Applicable Law    This Agreement will be interpreted and enforced under the laws of the State of California, without regard to its choice-of-law provisions.
The Plan and Other Agreements   

The text of the Plan is incorporated in this Agreement by reference. This Agreement and the Notice of Grant are subject to all terms and provisions of the Plan. In the event of a conflict between one or more provisions of this Agreement or the Notice of Grant and one or more provisions of the Plan, the provisions of the Plan will govern.

 

This Agreement, the Notice of Grant, any duly authorized written agreement between you and the Company and the Plan constitute the entire understanding between you and the Company regarding this award. Any prior agreements, commitments or negotiations concerning this award are superseded. This Agreement may be amended only by another written agreement between the parties.
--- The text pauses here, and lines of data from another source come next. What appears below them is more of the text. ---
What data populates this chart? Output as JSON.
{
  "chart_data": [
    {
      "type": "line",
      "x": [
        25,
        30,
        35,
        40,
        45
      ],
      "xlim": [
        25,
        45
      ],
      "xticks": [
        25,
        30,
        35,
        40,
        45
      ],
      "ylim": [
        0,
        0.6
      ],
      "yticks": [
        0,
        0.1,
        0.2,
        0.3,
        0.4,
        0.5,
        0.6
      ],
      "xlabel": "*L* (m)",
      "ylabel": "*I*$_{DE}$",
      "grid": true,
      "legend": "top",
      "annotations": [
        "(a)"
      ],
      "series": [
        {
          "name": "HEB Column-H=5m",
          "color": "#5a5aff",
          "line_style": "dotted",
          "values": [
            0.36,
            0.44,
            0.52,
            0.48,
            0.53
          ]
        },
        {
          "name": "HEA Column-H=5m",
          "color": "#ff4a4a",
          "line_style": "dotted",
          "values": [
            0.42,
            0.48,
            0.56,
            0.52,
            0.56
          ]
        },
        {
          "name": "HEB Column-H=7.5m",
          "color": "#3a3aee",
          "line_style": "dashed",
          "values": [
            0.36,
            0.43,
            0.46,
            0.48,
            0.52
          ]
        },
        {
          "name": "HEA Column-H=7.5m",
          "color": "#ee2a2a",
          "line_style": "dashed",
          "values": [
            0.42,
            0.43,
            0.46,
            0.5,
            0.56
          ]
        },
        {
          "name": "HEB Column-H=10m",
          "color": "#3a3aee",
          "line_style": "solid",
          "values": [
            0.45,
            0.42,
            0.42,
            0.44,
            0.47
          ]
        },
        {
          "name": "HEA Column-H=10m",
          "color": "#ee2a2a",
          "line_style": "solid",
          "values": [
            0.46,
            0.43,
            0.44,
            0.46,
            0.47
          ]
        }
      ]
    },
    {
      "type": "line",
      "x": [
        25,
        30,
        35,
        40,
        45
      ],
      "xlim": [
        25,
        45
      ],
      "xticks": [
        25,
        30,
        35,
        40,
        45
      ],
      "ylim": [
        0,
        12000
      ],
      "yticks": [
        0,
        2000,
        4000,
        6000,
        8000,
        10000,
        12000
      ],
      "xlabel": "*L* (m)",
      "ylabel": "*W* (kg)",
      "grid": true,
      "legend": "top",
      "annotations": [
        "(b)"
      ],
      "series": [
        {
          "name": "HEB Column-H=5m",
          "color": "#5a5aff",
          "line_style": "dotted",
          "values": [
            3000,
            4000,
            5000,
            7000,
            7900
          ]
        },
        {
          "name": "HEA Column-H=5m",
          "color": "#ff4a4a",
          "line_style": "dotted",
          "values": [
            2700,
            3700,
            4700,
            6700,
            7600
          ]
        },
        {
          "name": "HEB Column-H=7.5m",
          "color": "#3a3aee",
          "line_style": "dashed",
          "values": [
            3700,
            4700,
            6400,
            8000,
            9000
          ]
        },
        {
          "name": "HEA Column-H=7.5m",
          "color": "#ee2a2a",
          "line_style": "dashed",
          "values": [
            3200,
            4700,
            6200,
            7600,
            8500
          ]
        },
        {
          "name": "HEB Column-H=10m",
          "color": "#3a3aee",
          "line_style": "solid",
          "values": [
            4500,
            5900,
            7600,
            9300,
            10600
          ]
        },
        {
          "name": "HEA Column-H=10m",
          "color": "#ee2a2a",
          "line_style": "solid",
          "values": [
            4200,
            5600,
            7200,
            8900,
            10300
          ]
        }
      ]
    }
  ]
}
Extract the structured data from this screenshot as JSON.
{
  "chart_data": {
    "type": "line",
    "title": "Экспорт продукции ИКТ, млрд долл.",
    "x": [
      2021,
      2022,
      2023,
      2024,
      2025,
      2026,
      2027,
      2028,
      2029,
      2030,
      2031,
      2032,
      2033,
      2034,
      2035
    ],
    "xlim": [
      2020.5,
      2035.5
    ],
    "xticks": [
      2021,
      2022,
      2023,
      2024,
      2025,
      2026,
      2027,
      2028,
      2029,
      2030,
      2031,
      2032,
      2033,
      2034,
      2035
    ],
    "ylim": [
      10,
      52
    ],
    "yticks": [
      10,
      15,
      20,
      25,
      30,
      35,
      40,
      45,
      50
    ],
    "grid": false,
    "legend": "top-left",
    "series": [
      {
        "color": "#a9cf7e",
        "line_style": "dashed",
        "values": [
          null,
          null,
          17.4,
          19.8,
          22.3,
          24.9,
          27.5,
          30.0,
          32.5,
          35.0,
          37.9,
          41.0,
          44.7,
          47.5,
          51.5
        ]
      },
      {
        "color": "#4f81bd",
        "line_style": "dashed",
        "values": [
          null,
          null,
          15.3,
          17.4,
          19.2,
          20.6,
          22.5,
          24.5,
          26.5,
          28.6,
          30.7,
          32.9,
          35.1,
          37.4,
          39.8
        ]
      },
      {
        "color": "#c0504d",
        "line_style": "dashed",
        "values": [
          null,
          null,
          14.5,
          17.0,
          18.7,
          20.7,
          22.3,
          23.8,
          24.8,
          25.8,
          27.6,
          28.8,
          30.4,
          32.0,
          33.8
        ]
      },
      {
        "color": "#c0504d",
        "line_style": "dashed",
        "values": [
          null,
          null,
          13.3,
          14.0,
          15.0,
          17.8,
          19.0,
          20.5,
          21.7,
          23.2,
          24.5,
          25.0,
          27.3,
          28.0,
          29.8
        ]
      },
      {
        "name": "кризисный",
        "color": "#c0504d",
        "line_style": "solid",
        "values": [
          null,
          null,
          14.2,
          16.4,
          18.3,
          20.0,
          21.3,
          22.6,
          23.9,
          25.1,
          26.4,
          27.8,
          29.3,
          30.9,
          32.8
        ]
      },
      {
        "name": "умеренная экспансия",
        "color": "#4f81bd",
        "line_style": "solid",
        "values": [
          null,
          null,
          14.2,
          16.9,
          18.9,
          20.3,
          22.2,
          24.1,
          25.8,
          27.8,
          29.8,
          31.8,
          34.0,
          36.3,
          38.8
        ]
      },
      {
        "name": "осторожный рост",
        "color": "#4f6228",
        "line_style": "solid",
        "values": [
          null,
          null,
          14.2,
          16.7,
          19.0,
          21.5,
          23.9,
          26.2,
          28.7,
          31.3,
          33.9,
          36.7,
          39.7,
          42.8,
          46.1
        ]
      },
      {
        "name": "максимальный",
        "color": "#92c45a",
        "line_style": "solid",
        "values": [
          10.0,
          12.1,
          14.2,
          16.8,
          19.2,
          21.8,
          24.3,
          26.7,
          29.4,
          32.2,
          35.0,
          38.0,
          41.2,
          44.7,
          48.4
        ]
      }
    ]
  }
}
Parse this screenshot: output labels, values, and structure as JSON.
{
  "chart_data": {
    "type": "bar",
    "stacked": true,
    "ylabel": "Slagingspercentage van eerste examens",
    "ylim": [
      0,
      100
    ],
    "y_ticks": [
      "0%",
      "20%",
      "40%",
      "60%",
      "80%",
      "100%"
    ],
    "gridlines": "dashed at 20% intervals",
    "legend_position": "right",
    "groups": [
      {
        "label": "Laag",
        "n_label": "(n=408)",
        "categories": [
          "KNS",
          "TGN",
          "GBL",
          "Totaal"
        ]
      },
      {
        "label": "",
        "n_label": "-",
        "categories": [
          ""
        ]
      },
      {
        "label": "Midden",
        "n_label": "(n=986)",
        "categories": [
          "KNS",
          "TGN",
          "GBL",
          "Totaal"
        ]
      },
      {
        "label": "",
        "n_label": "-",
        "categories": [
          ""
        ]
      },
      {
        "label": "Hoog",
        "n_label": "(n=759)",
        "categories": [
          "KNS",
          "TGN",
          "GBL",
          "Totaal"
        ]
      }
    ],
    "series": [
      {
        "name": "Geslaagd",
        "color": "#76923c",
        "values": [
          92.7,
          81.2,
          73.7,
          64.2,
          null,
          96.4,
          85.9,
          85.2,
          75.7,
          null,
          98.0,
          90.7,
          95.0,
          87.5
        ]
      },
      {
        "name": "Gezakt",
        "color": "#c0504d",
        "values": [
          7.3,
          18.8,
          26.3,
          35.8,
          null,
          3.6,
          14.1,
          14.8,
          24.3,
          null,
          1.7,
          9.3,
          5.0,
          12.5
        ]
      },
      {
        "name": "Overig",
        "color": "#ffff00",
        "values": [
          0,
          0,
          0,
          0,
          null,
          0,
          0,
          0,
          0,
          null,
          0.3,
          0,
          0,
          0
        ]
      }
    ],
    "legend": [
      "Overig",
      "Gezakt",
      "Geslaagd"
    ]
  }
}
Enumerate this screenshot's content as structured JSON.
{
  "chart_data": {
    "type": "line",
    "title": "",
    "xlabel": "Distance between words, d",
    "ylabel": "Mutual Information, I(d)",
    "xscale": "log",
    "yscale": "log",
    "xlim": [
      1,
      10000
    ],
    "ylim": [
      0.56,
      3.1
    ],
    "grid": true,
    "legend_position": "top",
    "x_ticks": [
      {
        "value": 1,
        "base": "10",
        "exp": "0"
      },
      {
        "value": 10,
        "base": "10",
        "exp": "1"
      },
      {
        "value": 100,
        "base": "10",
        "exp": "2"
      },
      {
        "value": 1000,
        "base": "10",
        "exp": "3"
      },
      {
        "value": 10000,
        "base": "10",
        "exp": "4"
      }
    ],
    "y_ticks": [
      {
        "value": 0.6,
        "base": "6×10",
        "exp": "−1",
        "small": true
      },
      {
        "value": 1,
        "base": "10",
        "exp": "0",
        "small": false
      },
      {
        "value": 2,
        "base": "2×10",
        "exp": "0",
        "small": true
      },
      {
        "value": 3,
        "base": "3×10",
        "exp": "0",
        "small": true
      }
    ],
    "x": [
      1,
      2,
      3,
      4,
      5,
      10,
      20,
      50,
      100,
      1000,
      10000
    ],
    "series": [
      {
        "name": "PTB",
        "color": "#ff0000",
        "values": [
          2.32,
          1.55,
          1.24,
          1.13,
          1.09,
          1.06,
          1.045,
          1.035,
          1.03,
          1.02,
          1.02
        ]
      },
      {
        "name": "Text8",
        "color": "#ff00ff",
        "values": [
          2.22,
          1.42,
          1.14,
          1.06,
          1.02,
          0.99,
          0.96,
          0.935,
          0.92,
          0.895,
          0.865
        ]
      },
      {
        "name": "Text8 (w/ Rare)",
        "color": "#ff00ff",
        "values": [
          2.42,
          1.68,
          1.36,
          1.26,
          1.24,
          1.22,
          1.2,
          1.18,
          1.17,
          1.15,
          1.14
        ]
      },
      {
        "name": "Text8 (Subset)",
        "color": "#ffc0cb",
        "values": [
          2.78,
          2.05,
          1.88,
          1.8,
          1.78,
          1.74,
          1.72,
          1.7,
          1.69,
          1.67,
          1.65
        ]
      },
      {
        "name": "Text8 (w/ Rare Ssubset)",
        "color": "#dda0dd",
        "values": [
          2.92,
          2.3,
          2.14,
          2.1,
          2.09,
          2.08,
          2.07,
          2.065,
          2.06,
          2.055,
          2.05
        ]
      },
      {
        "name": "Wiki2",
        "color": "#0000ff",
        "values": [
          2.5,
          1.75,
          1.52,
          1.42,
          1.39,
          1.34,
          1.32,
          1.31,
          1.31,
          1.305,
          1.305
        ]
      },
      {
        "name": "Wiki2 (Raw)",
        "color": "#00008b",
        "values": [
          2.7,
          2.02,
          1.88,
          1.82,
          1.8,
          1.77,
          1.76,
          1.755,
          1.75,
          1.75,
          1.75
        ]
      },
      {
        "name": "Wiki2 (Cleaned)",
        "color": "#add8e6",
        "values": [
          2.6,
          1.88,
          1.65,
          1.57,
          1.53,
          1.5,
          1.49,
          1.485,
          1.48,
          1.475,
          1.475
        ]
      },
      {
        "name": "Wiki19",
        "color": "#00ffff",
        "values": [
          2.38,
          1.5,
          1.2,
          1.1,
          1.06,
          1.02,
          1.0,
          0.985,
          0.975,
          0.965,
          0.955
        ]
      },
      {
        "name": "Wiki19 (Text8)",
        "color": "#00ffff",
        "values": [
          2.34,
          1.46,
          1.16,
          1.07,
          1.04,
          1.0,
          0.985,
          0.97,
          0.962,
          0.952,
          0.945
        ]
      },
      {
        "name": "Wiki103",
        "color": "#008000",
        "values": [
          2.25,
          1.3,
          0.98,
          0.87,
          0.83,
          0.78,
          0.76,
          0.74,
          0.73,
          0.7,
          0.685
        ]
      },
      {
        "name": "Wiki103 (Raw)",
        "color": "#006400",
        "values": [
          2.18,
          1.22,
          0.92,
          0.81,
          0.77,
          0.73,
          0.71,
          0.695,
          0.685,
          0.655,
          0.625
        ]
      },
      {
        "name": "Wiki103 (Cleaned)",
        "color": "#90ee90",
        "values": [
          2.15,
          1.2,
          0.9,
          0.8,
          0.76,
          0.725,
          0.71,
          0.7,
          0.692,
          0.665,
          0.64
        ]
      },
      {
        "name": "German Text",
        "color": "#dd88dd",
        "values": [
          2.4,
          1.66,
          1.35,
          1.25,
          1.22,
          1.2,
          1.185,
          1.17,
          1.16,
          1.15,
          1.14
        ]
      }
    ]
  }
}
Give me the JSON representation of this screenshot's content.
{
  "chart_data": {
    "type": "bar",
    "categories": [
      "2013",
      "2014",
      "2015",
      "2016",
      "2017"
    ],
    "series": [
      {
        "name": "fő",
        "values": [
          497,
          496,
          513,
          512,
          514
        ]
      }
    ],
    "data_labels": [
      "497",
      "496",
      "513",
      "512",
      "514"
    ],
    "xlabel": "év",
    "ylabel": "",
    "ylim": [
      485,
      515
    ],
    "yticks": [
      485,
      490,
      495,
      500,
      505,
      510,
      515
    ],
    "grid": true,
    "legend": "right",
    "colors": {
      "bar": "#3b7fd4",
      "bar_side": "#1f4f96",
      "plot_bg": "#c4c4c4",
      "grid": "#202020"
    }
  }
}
Administrator Authority    The Administrator will have the power to interpret the Plan, the Notice of Grant and this Agreement and to adopt such rules for the administration, interpretation and application of the Plan as are consistent therewith and to interpret or revoke any such rules (including, but not limited to, the determination of whether or not any RSUs have vested). All actions taken and all interpretations and determinations made by the Administrator in good faith will be final and binding upon you, the Company and all other interested persons. No member of the Administrator will be personally liable for any action, determination or interpretation made in good faith with respect to the Plan, the Notice of Grant or this Agreement.

BY SIGNING THE NOTICE OF GRANT, YOU AGREE TO ALL OF THE TERMS AND

CONDITIONS DESCRIBED ABOVE AND IN THE PLAN.